Malaysian Lim Meng Fatt, 53, who is a Singapore permanent resident, was sentenced to a year and 16 weeks in jail and ordered to pay $1,163,668 in penalties.
His Singaporean wife, Gan Bee Bee, also 53, was sentenced to a year, four months and 17 weeks behind bars. She was ordered to pay penalties totalling $1,175,818.
The couple used to run body massage and foot reflexology firm Wan Lin Healthcare Centre Pte Ltd at Fu Lu Shou Complex in Rochor Road.
They abetted Wan Lin to evade a total of $140,378 in income tax for Years of Assessment (YA) 2015 and 2017.
They also omitted output tax totalling $84,304 in Wan Lin’s goods and services tax (GST) returns.
In addition, the pair evaded GST totalling $163,206 by cancelling Wan Lin’s GST registration in 2016, when, in fact, the company was still liable to be GST-registered.
Gan also abetted Wan Lin to make a false claim totalling $4,050 under the Productivity and Innovation Credit (PIC) scheme on Aug 12, 2015.
The PIC scheme, administered by the Inland Revenue Authority of Singapore (Iras), was a government subsidy open to all Singapore-registered companies that had active business operations here and employed at least three local workers.
Under the initiative, which expired in 2018, companies could convert qualifying expenditure that they had incurred, such as purchases of IT and automation equipment, into cash payouts.
Tax prosecutor Vanessa Chiam said that for YA2016, Gan intentionally aided Wan Lin to obtain a PIC cash payout that the firm was not entitled to.
Gan told Lim to falsely state in a PIC form dated Aug 12, 2015, that Wan Lin had incurred qualifying expenditure on “external training” purportedly pertaining to the use of an accounting software for $6,750 when, in fact, there was no such expenditure.
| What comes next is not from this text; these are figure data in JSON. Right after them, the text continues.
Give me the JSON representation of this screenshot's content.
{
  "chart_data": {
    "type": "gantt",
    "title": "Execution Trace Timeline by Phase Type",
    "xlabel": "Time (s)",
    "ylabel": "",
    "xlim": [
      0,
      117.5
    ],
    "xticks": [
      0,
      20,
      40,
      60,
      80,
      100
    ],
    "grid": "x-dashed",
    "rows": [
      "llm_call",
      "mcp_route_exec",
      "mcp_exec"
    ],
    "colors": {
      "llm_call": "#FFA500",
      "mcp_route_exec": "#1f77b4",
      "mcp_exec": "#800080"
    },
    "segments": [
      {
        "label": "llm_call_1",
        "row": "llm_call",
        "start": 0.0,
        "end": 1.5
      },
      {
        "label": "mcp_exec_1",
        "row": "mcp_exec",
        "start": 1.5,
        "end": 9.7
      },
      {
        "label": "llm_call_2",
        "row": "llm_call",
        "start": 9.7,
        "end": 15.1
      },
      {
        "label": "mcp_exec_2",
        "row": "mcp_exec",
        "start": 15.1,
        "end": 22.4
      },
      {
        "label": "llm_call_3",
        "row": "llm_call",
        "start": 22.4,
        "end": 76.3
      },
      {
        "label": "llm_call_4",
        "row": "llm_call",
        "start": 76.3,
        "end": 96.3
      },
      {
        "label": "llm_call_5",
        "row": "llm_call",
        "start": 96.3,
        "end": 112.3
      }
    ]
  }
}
Lim was not aware that the qualifying expenditure in the PIC form was false.
As a result, Iras disbursed a PIC cash payout of $4,050 under the scheme that Wan Lin was not entitled to.
On Monday, Lim was offered bail of $60,000 while his wife’s bail was set at $30,000.
They are expected to surrender themselves at the State Courts on Feb 1, 2023, to begin serving their sentences.